Он и не знал, что она осведомлена о его помолвке: интересно, как она выяснила это, подумал Мерридит. Получается, он ее заинтриговал, раз она расспрашивала о нем. При мысли об этом у него екнуло сердце.
— А если приглашу, вы потанцуете со мной? — только и нашелся он.
— Пожалуй. — Она устремила взгляд на пруд. По воде скользила гондола с горящими факелами. — Но лучше вам сперва подучиться танцевать. Вы согласны?
Он вспомнил, как впервые прикоснулся к ней.
В тот воскресный вечер на ней было белое платье с небесно-голубым поясом, который подчеркивал ее тонкую талию. Возле ямки на шее поблескивал крестик. Они танцевали вальс, и у Дэвида онемели руки: так неловко он обнимал ее.
— Неужто в Голуэе не вальсируют? — спросила она. — Будьте любезны, принесите мне бренди. И давайте выпьем.
От бренди у него кружилась голова, причем всегда: любовь матросов к этому напитку отравила ему службу. Но ей он принес бренди и смотрел, как она пьет. Лора негромко подпевала изящной музыке, подшучивала над неуклюжими танцорами, касалась его запястья.
На лестничной площадке третьего этажа они полюбовались портретами предков, давно умерших Уингфилдов. У двери своей комнаты она пожала ему руку. И, точно медалью, наградила его поцелуем в щеку. Он опомниться не успел, как она закрыла дверь, и он остался один под строгими взглядами портретов, с пустым бокалом из-под бренди в руках.
Она была единственной дочерью промышленника из Сассекса, дом ее отца находился неподалеку от побережья. Отец владел фабриками по производству керамической и фаянсовой посуды. Лора была тремя годами моложе Дэвида Мерридита, но уже дважды была помолвлена: первый ее жених был лейтенант кавалерии, второй — коммерсант, знакомый отца. Кавалерист скончался от чахотки, вторая помолвка расстроилась по воле Лоры. Она не жалеет.
Когда охота закончилась и гости утомленно разъехались, чтобы подготовиться к следующей утомительной охоте, виконт Карна остался в Пауэрскорте. Впоследствии ему казалось, что эти дни, это счастливое время, сменившееся не таким счастливым, защищал невидимый панцирь. А если прогнать из памяти Мэри Дуэйн (он уже к этому привык), то это была самая счастливая пора его жизни.

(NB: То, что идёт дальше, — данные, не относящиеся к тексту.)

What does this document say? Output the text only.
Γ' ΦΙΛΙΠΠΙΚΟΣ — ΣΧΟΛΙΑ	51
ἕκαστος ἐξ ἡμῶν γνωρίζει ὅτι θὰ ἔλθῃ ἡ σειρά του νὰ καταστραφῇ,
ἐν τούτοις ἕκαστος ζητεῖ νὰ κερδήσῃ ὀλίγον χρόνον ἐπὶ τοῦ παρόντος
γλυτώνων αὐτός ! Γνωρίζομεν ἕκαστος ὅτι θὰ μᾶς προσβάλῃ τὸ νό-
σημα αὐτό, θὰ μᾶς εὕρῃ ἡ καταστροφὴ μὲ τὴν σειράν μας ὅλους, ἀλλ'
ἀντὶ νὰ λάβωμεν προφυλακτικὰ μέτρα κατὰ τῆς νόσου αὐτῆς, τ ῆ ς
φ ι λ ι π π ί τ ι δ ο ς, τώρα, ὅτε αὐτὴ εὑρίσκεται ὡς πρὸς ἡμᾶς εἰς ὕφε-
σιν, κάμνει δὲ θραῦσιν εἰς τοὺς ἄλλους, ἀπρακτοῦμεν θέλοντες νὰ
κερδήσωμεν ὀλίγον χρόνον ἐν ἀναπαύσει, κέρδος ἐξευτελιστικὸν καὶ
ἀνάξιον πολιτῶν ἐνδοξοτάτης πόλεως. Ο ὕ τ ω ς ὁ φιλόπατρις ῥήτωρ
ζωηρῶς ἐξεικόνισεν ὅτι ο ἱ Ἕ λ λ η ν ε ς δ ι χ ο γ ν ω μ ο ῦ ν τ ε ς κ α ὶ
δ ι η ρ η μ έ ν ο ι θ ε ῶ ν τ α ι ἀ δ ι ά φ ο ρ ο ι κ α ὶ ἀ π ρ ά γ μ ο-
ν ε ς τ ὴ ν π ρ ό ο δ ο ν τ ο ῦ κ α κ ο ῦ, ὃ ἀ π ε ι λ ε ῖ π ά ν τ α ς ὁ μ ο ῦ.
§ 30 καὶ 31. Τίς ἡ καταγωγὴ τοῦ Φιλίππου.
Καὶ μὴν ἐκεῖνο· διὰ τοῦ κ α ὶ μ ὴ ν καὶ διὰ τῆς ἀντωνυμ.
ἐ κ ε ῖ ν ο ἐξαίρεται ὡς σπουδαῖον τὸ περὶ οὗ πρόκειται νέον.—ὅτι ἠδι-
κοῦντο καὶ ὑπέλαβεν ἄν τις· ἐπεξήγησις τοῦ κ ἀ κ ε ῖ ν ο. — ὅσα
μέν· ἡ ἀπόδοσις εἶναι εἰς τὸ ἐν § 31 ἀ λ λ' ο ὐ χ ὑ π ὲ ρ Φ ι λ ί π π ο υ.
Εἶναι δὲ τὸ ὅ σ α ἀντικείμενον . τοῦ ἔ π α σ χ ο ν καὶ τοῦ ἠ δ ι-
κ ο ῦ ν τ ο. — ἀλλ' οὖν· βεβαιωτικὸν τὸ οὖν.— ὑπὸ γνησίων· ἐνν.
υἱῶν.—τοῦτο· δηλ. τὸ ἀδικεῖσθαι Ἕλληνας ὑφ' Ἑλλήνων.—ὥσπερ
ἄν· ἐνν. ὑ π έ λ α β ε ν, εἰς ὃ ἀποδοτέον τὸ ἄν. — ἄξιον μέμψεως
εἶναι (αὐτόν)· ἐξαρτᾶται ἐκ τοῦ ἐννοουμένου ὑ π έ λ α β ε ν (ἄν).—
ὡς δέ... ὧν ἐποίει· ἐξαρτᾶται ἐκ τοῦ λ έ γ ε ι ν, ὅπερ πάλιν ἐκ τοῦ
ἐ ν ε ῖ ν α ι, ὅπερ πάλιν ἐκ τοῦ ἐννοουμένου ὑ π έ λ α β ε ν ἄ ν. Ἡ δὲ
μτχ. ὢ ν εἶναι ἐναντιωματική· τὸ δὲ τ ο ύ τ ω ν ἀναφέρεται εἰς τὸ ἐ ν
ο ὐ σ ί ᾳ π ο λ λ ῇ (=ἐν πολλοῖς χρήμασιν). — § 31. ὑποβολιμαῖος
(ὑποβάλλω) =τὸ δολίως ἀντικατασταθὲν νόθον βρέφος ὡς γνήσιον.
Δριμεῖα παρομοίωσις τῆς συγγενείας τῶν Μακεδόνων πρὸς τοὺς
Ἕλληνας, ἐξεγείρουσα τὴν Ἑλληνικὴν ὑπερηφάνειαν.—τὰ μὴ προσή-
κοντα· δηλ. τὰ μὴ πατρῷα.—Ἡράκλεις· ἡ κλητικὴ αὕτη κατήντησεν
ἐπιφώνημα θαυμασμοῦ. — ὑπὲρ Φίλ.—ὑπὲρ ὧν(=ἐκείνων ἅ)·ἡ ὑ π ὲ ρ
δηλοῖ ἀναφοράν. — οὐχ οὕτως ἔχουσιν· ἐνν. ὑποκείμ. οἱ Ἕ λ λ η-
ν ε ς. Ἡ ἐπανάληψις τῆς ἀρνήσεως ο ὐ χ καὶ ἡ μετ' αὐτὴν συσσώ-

Мерридит и Лора Маркхэм отправились с Уингфилдами в Дублин, посещали спектакли, концерты, побывали на бал-маскараде у герцога Ленстер-ского. Пьяненький старый герцог, полюбовавшись их вальсом, подошел и поздравил их с прекрасным событием. «Я и не знал, Мерридит, что у вас такая чудесная невеста. Если бы знал, беспременно сам посватался бы к ней. Она как чистокровная лошадка среди пони».
Старик обдал их парами джина и дурным запахом изо рта, ушел прочь, а они засмеялись его словам. Но после этого танцевали уже с новым чувством. Точно герцог нашел название совершавшемуся между ними. И они признали это благодаря разрешенной танцем близости.